So regardless of the "trade" agreement, I should always retain 100% copyright to my photographs unless purchased outright?


----------



## Propsguy (May 27, 2011)

This is the wording that I use ( I need coverage for video, film and photographic purposes):

I hereby accept to be filmed or photographed by __insert business number__ Canada Inc. for the production entitled ___ insert production name____.

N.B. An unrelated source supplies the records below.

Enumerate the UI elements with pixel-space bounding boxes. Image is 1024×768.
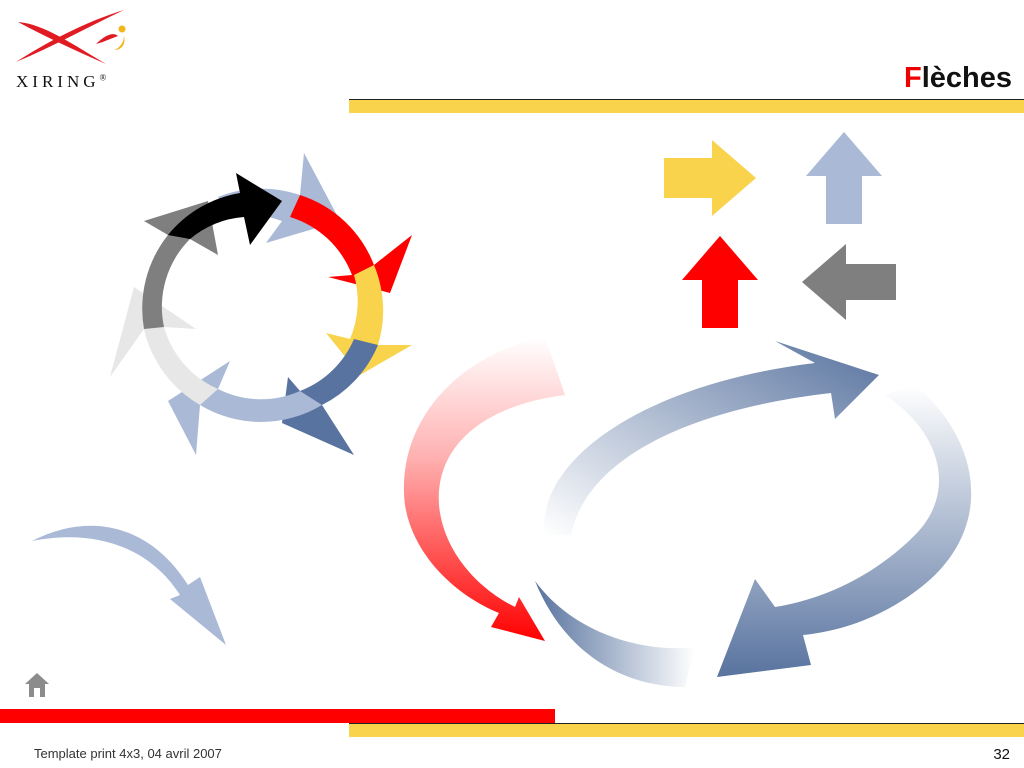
slide-title: Flèches	[903, 62, 1012, 94]
gradient-arrow-blue-right	[717, 385, 972, 677]
circular-arrows-cycle	[110, 153, 412, 455]
footer-yellow-bar	[349, 724, 1024, 737]
curved-arrow-light-blue	[32, 525, 226, 645]
cycle-arrow-light-gray	[110, 287, 218, 405]
brand-name: XIRING®	[16, 72, 107, 91]
arrow-right-yellow	[664, 140, 756, 216]
header-divider	[349, 99, 1024, 100]
arrow-up-light-blue	[806, 132, 882, 224]
footer-template-label: Template print 4x3, 04 avril 2007	[34, 746, 222, 761]
gradient-arrow-red	[403, 337, 565, 641]
footer-divider	[349, 723, 1024, 724]
arrow-up-red	[682, 236, 758, 328]
cycle-arrow-gray	[142, 201, 218, 329]
cycle-arrow-yellow	[326, 265, 412, 375]
arrow-left-gray	[802, 244, 896, 320]
cycle-arrow-black	[168, 173, 282, 245]
home-icon[interactable]	[24, 672, 50, 698]
gradient-arrow-blue-top	[544, 341, 879, 535]
gradient-curved-arrows	[403, 337, 972, 687]
page-number: 32	[993, 746, 1010, 763]
cycle-arrow-red	[290, 195, 412, 293]
cycle-arrow-dark-blue	[282, 339, 378, 455]
gradient-arrow-blue-bottom	[535, 581, 695, 687]
xiring-logo-mark	[16, 10, 126, 64]
header-yellow-bar	[349, 100, 1024, 113]
footer-red-bar	[0, 709, 555, 723]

DATE: ____________________________

NAME: _____________________________________________________________

ADDRESS: __________________________________________________________

TEL: ______________________________

I hereby release all rights pertaining to the audio and/or video recording, production and/
or reproduction of my voice, my person or other materials described above, and on all
forms of exploitation and representation for audiovisual, televisual, cinematographic,
videographic, photographic, public display, as well as all domicile representation by
all modes of transmission, without limitation by hertzien waves, by cable, by satellite,
by fiber optics, by numeric numbering or by any other medium in existence or to be
invented for the purpose of exploitation of the series in question and of all its future
versions in all languages for the entire world in perpetuity.

DESCRIPTION OF MATERIALS
I hereby declare and guarantee that the rights granted by the present and their use
under the present terms will not constitute an infringement or a violation upon a
commercial brand name, a copyright or an intellectual property right of a third party. By
the present, I hereby disengage ___insert business number___ Canada Inc. from
all responsibilities related to legal pursuits, complaints or claims that may follow the
cessation of the rights and their usage in the present terms, except in those cases where
there may be negligence on the part of __insert business number__ Canada Inc.
and to exonerate it from all blame related to all complaints and expenses and to all the
costs, expenses and damages due to a breach of guarantee given here above.

SIGNATURE: _______________________________________________________

WITNESS: __________________________________________________________


----------